Маркетологи издательства Secker знали, что у них в руках бестселлер, роман, который, по словам сотрудника Warburg Дэвида Фаррара, "возвышается над средним уровнем". Ничто, кроме первого тиража в пятнадцать тысяч экземпляров, не сделало бы его справедливым. Но что придавало "Девятнадцати восьмидесяти четырем" ужасное чувство непосредственности, которое, как казалось Варбургу и его коллегам, поднималось с каждой страницы? Маггеридж, прочитав пробный экземпляр перед публикацией со своей обычной житейской отстраненностью, оценил книгу как "довольно отвратительную", не имеющую ничего общего с "чем-либо, что могло бы произойти", и вызывающую ужасы, которые были просто "глупыми". Но это значит упустить суть. Именно Фаррар отметил, что Оруэлл сделал то, чего не удалось добиться даже в научных романах Уэллса конца Викторианской эпохи: создал антиутопический мир настолько убедительным, что читатель действительно задумывается о том, что произошло с героями. Что придавало пейзажам Океании подлинность, так это осознание читателями оригинала, что Уинстон и Джулия находятся на свободе в узнаваемом послевоенном Лондоне, разрушенном бомбами и оскверненном, но полном ранее существовавших ориентиров, кошмарном мире круглосуточного наблюдения и затаившегося ужаса, который в то же время привязан к фонам их собственного воображения.

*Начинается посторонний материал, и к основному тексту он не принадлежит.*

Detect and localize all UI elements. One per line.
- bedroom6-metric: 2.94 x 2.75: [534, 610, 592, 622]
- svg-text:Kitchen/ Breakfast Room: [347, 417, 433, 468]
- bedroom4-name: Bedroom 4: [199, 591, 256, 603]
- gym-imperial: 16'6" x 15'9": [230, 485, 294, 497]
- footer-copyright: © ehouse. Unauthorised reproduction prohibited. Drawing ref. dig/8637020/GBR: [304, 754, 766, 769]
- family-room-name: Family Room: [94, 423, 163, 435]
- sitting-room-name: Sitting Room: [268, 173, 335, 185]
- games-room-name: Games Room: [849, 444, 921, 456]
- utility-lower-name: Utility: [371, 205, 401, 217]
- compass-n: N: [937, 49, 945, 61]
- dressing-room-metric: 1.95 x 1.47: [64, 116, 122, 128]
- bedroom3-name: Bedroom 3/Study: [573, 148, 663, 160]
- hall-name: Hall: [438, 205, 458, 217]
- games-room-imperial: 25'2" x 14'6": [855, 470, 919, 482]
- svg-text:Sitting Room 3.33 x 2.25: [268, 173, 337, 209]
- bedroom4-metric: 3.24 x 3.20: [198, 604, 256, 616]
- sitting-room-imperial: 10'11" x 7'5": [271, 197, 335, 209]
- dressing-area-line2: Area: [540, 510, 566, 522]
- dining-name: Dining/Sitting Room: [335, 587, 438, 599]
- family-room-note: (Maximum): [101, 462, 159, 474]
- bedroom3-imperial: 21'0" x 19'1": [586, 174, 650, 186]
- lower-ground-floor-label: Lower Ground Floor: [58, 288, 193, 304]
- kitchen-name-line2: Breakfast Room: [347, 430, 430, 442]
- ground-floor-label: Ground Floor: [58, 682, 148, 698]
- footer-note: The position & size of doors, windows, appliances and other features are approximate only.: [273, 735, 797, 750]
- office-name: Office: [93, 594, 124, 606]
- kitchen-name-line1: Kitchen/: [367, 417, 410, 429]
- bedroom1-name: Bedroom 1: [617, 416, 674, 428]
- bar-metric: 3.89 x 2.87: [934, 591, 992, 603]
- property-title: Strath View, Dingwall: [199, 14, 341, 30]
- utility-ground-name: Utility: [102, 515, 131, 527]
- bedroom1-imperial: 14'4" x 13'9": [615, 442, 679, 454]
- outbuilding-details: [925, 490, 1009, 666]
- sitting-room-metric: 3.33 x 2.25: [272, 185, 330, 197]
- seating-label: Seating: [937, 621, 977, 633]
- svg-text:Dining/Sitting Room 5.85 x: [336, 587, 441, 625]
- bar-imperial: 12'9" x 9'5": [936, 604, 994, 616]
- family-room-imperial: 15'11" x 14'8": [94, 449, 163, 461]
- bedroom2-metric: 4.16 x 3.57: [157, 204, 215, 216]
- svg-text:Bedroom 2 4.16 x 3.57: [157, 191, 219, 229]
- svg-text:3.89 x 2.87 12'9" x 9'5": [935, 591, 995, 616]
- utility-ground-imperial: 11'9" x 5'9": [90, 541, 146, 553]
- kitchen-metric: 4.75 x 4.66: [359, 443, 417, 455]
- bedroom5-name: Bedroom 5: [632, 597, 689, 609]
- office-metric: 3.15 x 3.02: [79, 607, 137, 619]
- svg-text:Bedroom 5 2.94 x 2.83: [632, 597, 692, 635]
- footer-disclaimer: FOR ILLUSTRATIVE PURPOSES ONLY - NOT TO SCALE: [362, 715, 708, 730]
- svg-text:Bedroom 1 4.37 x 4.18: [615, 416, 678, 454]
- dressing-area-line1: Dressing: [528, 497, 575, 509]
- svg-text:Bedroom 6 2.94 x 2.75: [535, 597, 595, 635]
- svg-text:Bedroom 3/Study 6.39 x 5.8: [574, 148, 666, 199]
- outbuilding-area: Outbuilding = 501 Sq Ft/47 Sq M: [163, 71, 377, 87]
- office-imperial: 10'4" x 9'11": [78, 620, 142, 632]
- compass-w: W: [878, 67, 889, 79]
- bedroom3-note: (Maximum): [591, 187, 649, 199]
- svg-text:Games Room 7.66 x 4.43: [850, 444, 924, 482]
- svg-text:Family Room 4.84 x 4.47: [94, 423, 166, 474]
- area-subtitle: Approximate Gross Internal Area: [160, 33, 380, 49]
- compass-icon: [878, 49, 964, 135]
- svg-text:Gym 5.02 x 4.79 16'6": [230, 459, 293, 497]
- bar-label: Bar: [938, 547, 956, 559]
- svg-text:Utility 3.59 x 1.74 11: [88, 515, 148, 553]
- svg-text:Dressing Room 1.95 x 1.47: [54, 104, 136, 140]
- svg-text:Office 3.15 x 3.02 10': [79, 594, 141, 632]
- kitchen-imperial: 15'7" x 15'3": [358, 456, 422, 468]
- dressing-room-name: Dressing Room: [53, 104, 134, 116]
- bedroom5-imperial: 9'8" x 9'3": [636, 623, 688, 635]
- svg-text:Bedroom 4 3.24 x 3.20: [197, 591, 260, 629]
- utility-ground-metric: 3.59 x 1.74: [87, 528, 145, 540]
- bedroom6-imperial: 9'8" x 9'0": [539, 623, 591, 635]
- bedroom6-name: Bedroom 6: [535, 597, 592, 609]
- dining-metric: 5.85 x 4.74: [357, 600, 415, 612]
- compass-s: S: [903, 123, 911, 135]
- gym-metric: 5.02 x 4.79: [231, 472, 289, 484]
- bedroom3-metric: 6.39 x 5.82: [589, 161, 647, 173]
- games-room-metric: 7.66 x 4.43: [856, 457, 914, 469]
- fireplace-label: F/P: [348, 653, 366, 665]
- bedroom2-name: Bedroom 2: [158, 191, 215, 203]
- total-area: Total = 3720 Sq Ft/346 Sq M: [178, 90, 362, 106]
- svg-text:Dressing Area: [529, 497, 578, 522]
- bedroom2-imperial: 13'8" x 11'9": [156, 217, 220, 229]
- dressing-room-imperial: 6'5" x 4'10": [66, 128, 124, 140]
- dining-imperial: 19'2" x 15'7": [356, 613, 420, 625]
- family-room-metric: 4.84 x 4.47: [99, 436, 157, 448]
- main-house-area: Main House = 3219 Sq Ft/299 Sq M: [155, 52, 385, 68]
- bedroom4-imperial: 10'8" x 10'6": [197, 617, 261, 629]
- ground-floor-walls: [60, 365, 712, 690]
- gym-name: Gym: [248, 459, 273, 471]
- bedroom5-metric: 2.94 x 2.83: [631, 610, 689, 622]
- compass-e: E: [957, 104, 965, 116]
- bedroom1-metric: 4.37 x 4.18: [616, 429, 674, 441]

Действие романа происходит в Аэродроме Один, столице совокупности территорий, постоянно находящихся в состоянии войны с противоборствующими земельными блоками Восточной Азии и Евразии, где все жители находятся во власти режима, тиранизируемого всевидящим оком Большого Брата, а повседневная жизнь характеризуется жестоким подавлением инакомыслия и непрекращающейся фальсификацией прошлого, "Девятнадцать восемьдесят четыре" часто рассматривается как радикальный отход от предыдущих работ Оруэлла. На самом деле, роман тесно связан с четырьмя реалистическими романами 1930-х годов. Это не просто вопрос префигурации - те постоянные намеки на грядущее, которые можно почерпнуть при внимательном прочтении "Keep the Aspidistra Flying" и "Coming Up for Air", - но нечто гораздо более важное для взгляда Оруэлла на мир. Все романы Оруэлла, по сути, рассказывают о восстаниях, которые терпят неудачу, о пылких попытках бороться с ортодоксальными устоями, которые сковывают вас, с помощью персонажей, которые в итоге возвращаются, наказанные и побежденные, к тому, с чего они начали. Как и Гордон Комсток, Уинстон Смит воображает, что он может бросить вызов институтам, которые подчиняют его своей воле, только для того, чтобы признаться, что победу он одержал над самим собой, что он "любит Большого Брата".
И все же, в контексте ранних работ Оруэлла, бунт Уинстона едва ли существует. Будучи незначительным винтиком в бюрократии Океании, но в то же время на него возложена чрезвычайно символичная задача выписывать номера "Таймс" в своем закутке в Министерстве правды, он идеально подходит для наблюдения за зловещим абсурдом постоянных попыток режима переписать историю. Ведь агентом этой коррупции является сам язык. Конечным эффектом редуктивного лингвистического кода Newspeak будет подавление инакомыслия. Как сказал искренний лексикограф Сайм перед своим необъяснимым исчезновением: "В конце концов, мы сделаем мыслепреступление буквально невозможным, потому что не будет слов, которыми его можно выразить". Собственная версия мыслепреступления Уинстона включает в себя покупку старинной записной книжки, в которой он начинает вести дневник; незаконные отношения с двадцатилетней Джулией, гордым украшением Юношеской антисексуальной лиги; и чтение поздно ночью столь же незаконного текста, написанного призом режима, Эммануэлем Гольдштейном, и предоставленного О'Брайеном, очевидно сочувствующим членом кадровой группы Большого Брата, Внутренней партии.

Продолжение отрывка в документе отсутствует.